ÜLÜ-L AZM
Azm/azim sahipleri demek; bilinen dört meşhur “ülü-l” var. Ülü-l Elbâb, Ülü-l Ebsâr, Ülü-l Emr ve Ülü-l Azm. Ülü-l Elbâb : Akıl sahipleri. Ülü-l Ebsâr : Basîret sahipleri. Ülü-l Emr : Emr sahipleri. Ülü-l Azm : Karşılaştıkları bütün zorluklara azim ve kararlılıkla dayanan Peygamberler : Nuh, İbrâhim, Mûsâ, İsâ ve Muhammed (aleyhimüsselâm).
Ülü-l Elbâb ve Ülü-l Ebsâr olunmadan Ülü-l Emr olunursa, zulüm ortaya çıkar.

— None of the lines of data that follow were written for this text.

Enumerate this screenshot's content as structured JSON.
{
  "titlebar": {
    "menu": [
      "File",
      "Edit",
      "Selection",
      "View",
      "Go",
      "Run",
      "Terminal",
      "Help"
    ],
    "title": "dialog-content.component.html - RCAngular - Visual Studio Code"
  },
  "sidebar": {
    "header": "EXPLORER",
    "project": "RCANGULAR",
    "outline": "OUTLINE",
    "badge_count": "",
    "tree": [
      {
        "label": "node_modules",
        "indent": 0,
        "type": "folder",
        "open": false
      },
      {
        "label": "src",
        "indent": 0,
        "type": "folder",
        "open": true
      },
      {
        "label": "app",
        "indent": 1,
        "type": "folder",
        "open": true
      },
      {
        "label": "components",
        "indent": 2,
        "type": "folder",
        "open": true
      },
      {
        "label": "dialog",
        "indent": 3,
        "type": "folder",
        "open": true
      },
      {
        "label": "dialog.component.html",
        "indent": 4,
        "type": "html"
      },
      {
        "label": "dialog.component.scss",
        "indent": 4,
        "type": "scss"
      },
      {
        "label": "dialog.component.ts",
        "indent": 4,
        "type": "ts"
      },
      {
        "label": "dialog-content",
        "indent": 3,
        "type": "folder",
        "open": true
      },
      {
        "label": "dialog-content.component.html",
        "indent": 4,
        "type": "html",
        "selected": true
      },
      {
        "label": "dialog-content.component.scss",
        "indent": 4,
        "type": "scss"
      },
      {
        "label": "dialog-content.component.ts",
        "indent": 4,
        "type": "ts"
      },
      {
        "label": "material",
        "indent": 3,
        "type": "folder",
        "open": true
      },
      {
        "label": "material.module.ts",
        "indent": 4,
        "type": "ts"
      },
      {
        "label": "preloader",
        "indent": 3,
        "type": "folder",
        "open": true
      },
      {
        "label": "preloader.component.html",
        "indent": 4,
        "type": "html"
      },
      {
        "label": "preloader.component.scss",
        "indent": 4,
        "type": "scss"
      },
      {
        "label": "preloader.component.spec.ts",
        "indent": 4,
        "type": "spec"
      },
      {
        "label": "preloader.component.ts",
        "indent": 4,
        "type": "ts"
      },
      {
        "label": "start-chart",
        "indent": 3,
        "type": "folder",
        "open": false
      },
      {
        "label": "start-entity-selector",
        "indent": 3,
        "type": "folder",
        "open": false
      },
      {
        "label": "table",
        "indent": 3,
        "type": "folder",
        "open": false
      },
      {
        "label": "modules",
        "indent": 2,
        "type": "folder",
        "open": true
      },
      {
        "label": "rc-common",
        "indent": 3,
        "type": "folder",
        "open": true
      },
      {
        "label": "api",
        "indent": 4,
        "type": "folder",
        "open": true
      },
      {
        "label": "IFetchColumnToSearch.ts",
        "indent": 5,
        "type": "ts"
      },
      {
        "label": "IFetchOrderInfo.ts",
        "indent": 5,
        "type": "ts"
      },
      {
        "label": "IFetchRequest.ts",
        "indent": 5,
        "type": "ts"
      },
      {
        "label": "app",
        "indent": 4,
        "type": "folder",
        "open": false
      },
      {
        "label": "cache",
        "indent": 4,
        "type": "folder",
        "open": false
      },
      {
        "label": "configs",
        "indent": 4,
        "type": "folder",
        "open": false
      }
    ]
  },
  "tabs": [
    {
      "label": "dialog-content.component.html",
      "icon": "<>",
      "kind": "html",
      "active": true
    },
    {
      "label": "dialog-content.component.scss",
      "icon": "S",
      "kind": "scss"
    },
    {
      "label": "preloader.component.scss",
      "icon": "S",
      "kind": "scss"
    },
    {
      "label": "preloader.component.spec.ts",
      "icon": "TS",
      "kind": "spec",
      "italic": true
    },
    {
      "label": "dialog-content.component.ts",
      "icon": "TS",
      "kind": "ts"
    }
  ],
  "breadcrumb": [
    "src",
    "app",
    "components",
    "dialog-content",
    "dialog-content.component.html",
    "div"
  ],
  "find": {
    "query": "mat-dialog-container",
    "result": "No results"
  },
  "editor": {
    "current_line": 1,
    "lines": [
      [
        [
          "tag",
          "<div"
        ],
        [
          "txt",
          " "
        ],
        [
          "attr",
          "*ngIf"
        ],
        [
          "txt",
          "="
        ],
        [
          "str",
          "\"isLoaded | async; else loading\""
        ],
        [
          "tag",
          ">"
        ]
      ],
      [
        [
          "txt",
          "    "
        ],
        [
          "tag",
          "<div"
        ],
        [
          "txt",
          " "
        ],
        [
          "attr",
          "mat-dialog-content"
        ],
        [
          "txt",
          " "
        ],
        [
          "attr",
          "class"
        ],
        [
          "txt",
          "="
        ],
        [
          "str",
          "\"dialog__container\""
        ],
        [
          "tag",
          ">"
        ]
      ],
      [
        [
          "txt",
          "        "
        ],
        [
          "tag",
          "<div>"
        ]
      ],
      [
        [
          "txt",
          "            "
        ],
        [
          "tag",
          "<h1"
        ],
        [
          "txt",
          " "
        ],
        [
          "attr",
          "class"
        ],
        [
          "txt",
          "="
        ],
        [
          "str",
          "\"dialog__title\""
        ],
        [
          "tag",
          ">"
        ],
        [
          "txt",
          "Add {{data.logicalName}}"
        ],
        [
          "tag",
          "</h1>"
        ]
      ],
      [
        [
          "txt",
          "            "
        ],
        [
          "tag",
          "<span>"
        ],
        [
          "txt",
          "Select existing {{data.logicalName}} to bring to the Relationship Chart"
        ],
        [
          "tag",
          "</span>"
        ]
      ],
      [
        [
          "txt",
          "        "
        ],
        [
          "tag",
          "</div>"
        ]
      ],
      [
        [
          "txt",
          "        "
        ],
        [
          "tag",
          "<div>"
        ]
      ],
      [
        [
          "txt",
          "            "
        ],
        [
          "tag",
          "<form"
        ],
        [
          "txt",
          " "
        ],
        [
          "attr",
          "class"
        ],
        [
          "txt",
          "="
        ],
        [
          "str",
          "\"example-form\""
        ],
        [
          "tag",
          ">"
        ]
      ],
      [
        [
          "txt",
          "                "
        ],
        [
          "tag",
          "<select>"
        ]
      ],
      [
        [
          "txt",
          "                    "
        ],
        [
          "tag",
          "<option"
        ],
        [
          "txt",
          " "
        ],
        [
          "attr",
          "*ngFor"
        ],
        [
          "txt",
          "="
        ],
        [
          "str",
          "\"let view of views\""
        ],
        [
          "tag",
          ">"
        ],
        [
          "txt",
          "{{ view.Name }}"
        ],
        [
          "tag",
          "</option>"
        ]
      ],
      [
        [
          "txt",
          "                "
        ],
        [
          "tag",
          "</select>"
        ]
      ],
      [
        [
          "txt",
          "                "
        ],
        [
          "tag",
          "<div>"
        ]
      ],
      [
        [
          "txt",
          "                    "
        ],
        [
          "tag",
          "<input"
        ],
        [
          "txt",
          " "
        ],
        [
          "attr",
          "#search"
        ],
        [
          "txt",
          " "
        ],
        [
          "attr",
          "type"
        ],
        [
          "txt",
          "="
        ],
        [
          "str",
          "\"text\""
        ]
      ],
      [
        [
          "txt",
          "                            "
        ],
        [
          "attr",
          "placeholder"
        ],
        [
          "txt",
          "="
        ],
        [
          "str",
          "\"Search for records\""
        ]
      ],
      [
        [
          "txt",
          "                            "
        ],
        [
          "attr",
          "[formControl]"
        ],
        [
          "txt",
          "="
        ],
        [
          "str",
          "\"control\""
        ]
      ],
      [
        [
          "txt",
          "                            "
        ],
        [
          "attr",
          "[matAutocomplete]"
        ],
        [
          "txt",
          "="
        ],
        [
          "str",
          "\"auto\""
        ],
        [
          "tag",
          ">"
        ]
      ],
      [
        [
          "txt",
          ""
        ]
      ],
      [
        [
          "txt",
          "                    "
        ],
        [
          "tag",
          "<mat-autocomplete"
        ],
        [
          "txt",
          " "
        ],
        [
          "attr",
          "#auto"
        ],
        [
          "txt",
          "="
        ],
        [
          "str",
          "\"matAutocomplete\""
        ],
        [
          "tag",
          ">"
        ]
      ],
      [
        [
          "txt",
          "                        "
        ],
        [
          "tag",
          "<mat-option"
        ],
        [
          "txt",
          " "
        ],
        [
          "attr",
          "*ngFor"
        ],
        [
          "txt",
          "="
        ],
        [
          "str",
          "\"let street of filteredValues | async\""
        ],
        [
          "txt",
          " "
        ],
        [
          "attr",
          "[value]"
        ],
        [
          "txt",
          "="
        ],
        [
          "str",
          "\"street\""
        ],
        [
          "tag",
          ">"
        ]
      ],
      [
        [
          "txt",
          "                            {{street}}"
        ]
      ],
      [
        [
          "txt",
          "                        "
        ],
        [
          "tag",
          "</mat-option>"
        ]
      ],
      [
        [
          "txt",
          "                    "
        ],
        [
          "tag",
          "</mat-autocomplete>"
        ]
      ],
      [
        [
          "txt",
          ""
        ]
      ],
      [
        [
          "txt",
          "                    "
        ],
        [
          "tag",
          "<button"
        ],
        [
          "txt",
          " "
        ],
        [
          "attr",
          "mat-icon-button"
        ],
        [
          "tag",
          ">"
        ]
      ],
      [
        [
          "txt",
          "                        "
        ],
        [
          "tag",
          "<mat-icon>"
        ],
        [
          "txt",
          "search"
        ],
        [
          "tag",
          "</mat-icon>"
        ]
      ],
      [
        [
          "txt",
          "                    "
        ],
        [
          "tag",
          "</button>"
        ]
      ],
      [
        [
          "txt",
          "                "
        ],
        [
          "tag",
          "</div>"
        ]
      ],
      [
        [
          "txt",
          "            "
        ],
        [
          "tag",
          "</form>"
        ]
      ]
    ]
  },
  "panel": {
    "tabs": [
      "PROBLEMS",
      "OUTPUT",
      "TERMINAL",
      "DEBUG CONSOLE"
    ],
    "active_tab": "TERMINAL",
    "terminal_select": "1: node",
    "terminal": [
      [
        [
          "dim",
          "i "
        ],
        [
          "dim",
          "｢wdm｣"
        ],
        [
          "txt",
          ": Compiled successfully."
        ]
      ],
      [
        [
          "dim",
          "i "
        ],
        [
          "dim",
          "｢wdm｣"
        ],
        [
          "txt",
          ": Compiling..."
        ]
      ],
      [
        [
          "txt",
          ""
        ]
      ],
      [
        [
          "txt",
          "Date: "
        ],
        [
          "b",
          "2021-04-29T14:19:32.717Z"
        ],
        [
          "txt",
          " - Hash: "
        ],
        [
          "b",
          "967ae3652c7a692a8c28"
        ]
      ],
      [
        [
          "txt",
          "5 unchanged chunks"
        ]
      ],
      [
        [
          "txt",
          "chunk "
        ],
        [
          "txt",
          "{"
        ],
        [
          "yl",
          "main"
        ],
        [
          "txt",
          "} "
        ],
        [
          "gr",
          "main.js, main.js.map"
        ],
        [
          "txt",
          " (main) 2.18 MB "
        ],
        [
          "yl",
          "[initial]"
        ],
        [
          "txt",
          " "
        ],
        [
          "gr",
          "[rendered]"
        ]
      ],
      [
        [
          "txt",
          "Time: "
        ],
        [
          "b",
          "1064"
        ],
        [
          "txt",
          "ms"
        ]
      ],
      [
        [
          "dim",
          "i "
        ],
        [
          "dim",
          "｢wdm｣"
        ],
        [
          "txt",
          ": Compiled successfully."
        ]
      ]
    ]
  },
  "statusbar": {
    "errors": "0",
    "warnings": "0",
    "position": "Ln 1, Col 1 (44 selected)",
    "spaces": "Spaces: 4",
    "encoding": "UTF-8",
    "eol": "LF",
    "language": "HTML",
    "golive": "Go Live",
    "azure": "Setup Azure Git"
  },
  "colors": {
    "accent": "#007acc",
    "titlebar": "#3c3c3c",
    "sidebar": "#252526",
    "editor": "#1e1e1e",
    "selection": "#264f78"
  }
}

Ülü-l Emr olan bazıları Ülü-l Azm olamaz, zorluklara katlanamaz.
Ülü-l Azm olanlar, zaten hem Ülü-l Elbâb hem Ülü-l Ebsâr hem de Ülü-l Emr olur.
Bu yazı, Ülü-l Azm Peygamberlerin hayatlarından kısa kesitler (fragmanlar) sunacak.
İlki Nûh (a s.)’dan.
900-950 yıl kavmine Hakk’ı/hakikati anlatmak için uğraş-çabala, (neredeyse) sana kimse inanmasın ve üstelik seninle dalga geçsin. 71. Sûre, Nûh Sûresi, Nûh (a.s.)’in mücadelesini özetler. 5 ilâ 9. âyetler: “Ya Rabbi! Ben halkıma gece-gündüz çağrıda bulundum. Fakat Benim çağrım onların kaçışlarını artırdı. Parmaklarını kulaklarına tıkadılar (Beni duymak istemediler), saklandılar (elbiselerine büründüler), kaçtılar, ısrarla büyüklük tasladılar (büyüklendiler). Onları açık açık (cihâran) da çağırdım; onlarla tek tek de toplu olarak da görüştüm.”
10. âyetten 21. âyete kadar özetliyorum, kısaca “Seni anlattım”!.
21. âyet, “Bana âsi oldular; malı ve evlâdı, kendini azdırmaktan başka biişe yaramayan birine (tağuta) uydular. Bana büyük tuzaklar kurdular. Sakın! ilahlarınızı bırakmayın; sakın! Vedd'i, Suva'yı, Yeğus'u, Yeuk'u ve Nesr’i bırakmayın, dediler. Pek çoğunu saptırdılar. Sen de bu zalimlerin şaşkınlıklarından başka bir şeylerini artırma!.”
24 ilâ 27. âyetler “bedduâ” niteliğinde. Son 28. âyet de şöyle :
“Rabbim! Beni, annemi, babamı ve mü'min olarak evime girenleri ve mü'min erkekleri ve mü'min kadınları bağışla. Zalimlerin yalnızca tükenişlerini arttır.”
Nuh’a “gemi yap”! dendi; O gemiyi yaparken de, ‘deniz olmayan yerde bir gemi ha!’ dediler, geldiler-gittiler O’nunla dalga geçtiler... (Bknz. 11/Hûd, 36-44.)
Bu kadar sürenin sonunda gemiye binen bir avuç insandı.
Sekiz çift de hayvan.
Oğlu bile binememişti o gemiye...
Herkes “Nuh’un Gemisine” binemez.
Bi adama 900-1000 yıl, ‘bin şu gemiye’ de kurtul dense de.
O adam, aklınca ‘dağın başında ne gemisi’! der, olacaklara aklı yetmez!.
...
900-1000 yıl Hakk’ı/hakikati “tebliğ” edebilirsiniz ama (oğlunuz konusunda olduğu gibi) yine de yanılabilir ve “bir uyarı” alabilirsiniz.
“O Senin ehlinden değil (oğlun değil). O doğru olmayan bir iş yaptı. Benden hakkında bilgin olmayan şeyi isteyerek cahillerden olma (Ey Nûh)!.” (11/Hûd, 46.)
“Rabbim! Bilmediğim bir şeyi Sen’den istemekten Sana sığınırım. Eğer Beni bağışlamaz ve merhamet etmezsen hüsrana uğrayanlardan olurum.” (11/Hûd, 47.)